Sherlock Holmes portrayer William Gillette (John Henderson) lives with his dowager mother Martha (Patricia Spencer Smith) in his newly acquired mansion on the Connecticut River near East Haddam, Conn.

He is nursing a gunshot wound he sustained from an unknown assailant while performing at the Palace Theatre on Christmas Eve, and he has invited the cast in his long-running, self-produced play to dine and dish.

Gillette describes his portrayal of Holmes as, “A play about a man of reason who stands up for the cause of justice.” All very high-minded stuff.

Actors-as-actors in a whodunit is playwright Ken Ludwig’s premise in “The Game’s Afoot” at The Little Theatre of Alexandria.

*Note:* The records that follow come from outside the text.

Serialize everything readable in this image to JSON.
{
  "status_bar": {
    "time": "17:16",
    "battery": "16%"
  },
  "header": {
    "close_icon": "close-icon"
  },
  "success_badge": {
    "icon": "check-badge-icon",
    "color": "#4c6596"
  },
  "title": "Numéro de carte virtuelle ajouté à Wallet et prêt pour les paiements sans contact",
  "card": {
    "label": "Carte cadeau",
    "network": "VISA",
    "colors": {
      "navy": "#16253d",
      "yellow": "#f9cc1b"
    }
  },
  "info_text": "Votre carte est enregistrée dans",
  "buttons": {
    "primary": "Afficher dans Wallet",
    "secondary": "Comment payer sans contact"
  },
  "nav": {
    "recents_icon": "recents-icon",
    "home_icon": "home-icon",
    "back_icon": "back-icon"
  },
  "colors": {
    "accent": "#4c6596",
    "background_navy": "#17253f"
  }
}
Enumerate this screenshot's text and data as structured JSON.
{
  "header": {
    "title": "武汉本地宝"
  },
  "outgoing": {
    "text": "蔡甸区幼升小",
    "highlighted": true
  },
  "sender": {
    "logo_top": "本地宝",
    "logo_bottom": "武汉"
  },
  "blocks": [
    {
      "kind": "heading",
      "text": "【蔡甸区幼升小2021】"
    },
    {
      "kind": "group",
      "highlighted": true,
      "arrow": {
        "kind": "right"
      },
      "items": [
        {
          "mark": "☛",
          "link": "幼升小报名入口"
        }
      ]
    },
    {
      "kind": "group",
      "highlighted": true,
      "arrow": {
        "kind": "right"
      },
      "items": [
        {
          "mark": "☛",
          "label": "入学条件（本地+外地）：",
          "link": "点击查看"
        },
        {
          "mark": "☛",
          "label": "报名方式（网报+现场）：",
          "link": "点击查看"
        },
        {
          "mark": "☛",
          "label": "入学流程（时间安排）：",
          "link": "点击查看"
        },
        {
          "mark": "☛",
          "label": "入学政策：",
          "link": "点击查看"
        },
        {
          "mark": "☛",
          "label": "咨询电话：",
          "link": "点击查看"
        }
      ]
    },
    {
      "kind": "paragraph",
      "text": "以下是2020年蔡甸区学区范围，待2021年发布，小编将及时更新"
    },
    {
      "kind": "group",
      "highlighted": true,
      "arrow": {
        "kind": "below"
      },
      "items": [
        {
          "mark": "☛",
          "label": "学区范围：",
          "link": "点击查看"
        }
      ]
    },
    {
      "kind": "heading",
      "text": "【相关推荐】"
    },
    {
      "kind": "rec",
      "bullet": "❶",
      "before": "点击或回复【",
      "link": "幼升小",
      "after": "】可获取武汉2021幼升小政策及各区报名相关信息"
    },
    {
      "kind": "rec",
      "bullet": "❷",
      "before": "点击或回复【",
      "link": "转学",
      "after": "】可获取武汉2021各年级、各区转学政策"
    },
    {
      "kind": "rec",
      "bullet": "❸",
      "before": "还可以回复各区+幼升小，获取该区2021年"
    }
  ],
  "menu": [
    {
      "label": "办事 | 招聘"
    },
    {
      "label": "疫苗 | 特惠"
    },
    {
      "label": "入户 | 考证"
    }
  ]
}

Now you can always expect high hat hijinks from a Ludwig play, but when the characters are actors you’re doubling down.

Gillette’s sophisticated troupe is full of Class-A emoters who swan around quoting Shakespeare, Keats, Franklin Delano Roosevelt and dozens of writers and notable actors throughout the course of the action. Add to that tons of snappy repartee, snide asides, glamorous gowns from costume designers Jean Schlicting and Kit Sibley and murder. Oh yes, there is murder and mayhem galore.

Simon (Joe Quinn) and Aggie (Maureen R. Goldman) and Felix (Chuck Leonard) and Madge (Pam Kasenetz), two couples who are dinner guests, are shocked when renowned theater critic and columnist Daria Chase (Melissa Dunlap) arrives under the guise of doing a puff piece on Gillette.

“Everyone wants publicity!” she declares. I’ll admit Martha’s description of Daria ­— “She was ruthless.  She was evil.  She was a theater critic, for God’s sake!” —was my favorite line of the play and Ludwig’s plum chance to get in a dig.

In one of the most hilarious scenes, Daria conducts a séance to intuit the identity of the murderer, but it only convolutes the entire purpose and draws the others’ motives into question.

Frank Pasqualino directs a crack cast in this tidy comedy filled with outstanding performances by Henderson, who is absolutely brilliant, Kasenetz, Dunlap and Smith. Set designer John Downing draws on the original Gillette castle — yes, Gillette was a real actor — using medieval armaments as decor and a clever “magic” door.

How LTA’s compact stage affords the sense of being in a mansion is anathema to everything conceivable about a small theater. Yet Downing achieves the impossible. Heads up: Watch for Michelle Fletcher who enters during a snowstorm to give a scene-stealing performance as Inspector Goring, a star-struck wannabe actor.

In all, “The Game’s Afoot” provides a hilarious whodunit to fans of everything from Sir Arthur Conan Doyle to Agatha Christie, and evokes the zany 1980s cult favorite, “Clue.”